TIPP: Scharfen Lauch blanchieren. Das macht ihn milder, erhält aber die wertvollen Inhaltsstoffe.
Roh und klein geschnitten bereichert er alle möglichen Salate, nicht nur den klassischen Schichtsalat mit Mais und Ananas. Auch als Topping auf einer asiatischen Gemüsesuppe ist roher, klein geschnittener Lauch köstlich.
Zubereitungs-Tipp „Gebrannter Lauch“
Eine fantastische Möglichkeit, Lauch auf den Teller zu bringen, ist es, ihn quasi verkohlen zu lassen. Im Winter geht das prima im Backofen. Im Sommer ist das perfekt auf dem Grill hinzukriegen.
Dafür wird das grüne harte Endstück abgeschnitten, die obersten beiden Blätter entfernt und der Lauch gründlich vorsichtig gewaschen, um den Sand bzw. die Erde zwischen den Blättern gut zu entfernen.
Dann kommt der Lauch auf dem Backblech bei großer Hitze in den Backofen bis die äußeren Blätter schwarz verkohlt sind.
Auf dem Grillrost klappt das auch und geht deutlich schneller. Da braucht der Lauch nur rund 15 Minuten.
Die äußere schwarze Schutzschicht wird entfernt und das innere weiche Herz genossen. Hier mein Rezept dazu:
Mild aromatischer Lauch trifft Umamibombe Gebrannter Lauch mit Mandel-Tomaten-Dip
Egal ob vom Grill oder aus dem heißen Backofen, diese verkohlt aussehenden Lauchstangen samt Sauce sind ein Genuss. Die Rezeptidee ist an eine spanische Calçotada angelehnt.
Diese eigenwillige Art, den Lauch zu garen, verschafft ihm ein besonderes Aroma und bewahrt auch die meisten Inhaltsstoffe.

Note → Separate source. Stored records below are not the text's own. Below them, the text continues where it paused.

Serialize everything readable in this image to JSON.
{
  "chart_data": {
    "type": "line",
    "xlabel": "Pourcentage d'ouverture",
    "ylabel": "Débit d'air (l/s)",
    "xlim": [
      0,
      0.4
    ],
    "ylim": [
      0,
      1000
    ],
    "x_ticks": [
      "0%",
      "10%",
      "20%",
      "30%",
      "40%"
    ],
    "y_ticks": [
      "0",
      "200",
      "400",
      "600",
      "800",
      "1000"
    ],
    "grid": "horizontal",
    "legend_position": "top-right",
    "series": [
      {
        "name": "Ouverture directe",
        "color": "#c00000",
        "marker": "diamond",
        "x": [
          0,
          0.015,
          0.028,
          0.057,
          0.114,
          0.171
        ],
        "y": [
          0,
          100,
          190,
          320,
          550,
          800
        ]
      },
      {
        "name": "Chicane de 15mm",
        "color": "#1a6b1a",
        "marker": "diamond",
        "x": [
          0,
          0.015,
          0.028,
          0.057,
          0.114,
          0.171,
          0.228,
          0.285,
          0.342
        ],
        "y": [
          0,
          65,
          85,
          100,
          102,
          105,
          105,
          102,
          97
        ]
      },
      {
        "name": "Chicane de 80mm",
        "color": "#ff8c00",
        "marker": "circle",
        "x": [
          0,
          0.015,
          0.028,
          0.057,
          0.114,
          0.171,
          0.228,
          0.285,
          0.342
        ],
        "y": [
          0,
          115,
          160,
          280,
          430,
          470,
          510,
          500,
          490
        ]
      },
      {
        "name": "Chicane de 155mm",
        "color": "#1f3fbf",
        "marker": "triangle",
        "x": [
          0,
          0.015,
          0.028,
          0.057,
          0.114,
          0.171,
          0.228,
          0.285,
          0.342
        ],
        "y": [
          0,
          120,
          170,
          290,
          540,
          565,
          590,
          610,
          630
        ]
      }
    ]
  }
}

Die wunderbar weichen Lauch-Herzen können einfach mit Salzflocken bestreut serviert werden. Im Internet finden sich aber auch etliche interessante Kombinationen mit würzigem Eiersalat zum Beispiel - oder mit gerösteten Mandeln, Croutons und etwas Knoblauch. Auch Tomatenbutter passt toll dazu. Oder dicke weiße Bohnen, herzhaft gewürzt, sind eine tolle proteinreiche Ergänzung. Und wer es ganz eilig hat, tunkt den Lauch einfach in Mayo.
TIPP: Die abgeschnittenen grünen Enden mit anderen Resten wie Karottenschalen und Petersilienstängeln zu einem Gemüsefond auskochen.
Lauch kühl aufbewahren
Lauch ist unkompliziert. Die Stangen halten im Gemüsefach locker eine Woche durch. Im kühlen Keller ähnlich lang. Auch wenn es möglich ist, lagere ich den Lauch ungern länger, weil dadurch unnötig gute Nährstoffe flöten gehen.
Wichtig ist es, den Lauch erst zu waschen, wenn er genutzt wird. Sonst lässt die Feuchtigkeit die äußeren Blattschichten quellen.
Im Kühlschrank im Gemüsefach kann Lauchgeruch auf anderes Nachbargemüse übergehen. Das ist eigentlich kaum ein Problem. Doch wen das stört, wickelt die Stangen in Küchenpapier, um eine Geruchsübertragung durch direkten Kontakt zu verhindern.
Lauch einfrieren
Lauch kann aber auch unkompliziert eingefroren werden. Dazu die Stangen in Ringe schneiden, gut waschen und abtrocknen. In einem Schraubglas oder zip-lock-Beutel einfrieren. Die gefrorenen Stücke können dann direkt in die Suppe oder Pfanne.
Natürlich kann der Porree vor dem Einfrieren auch blanchiert werden. Tiefgekühlt ist Lauch etwa ein halbes Jahr lagerfähig.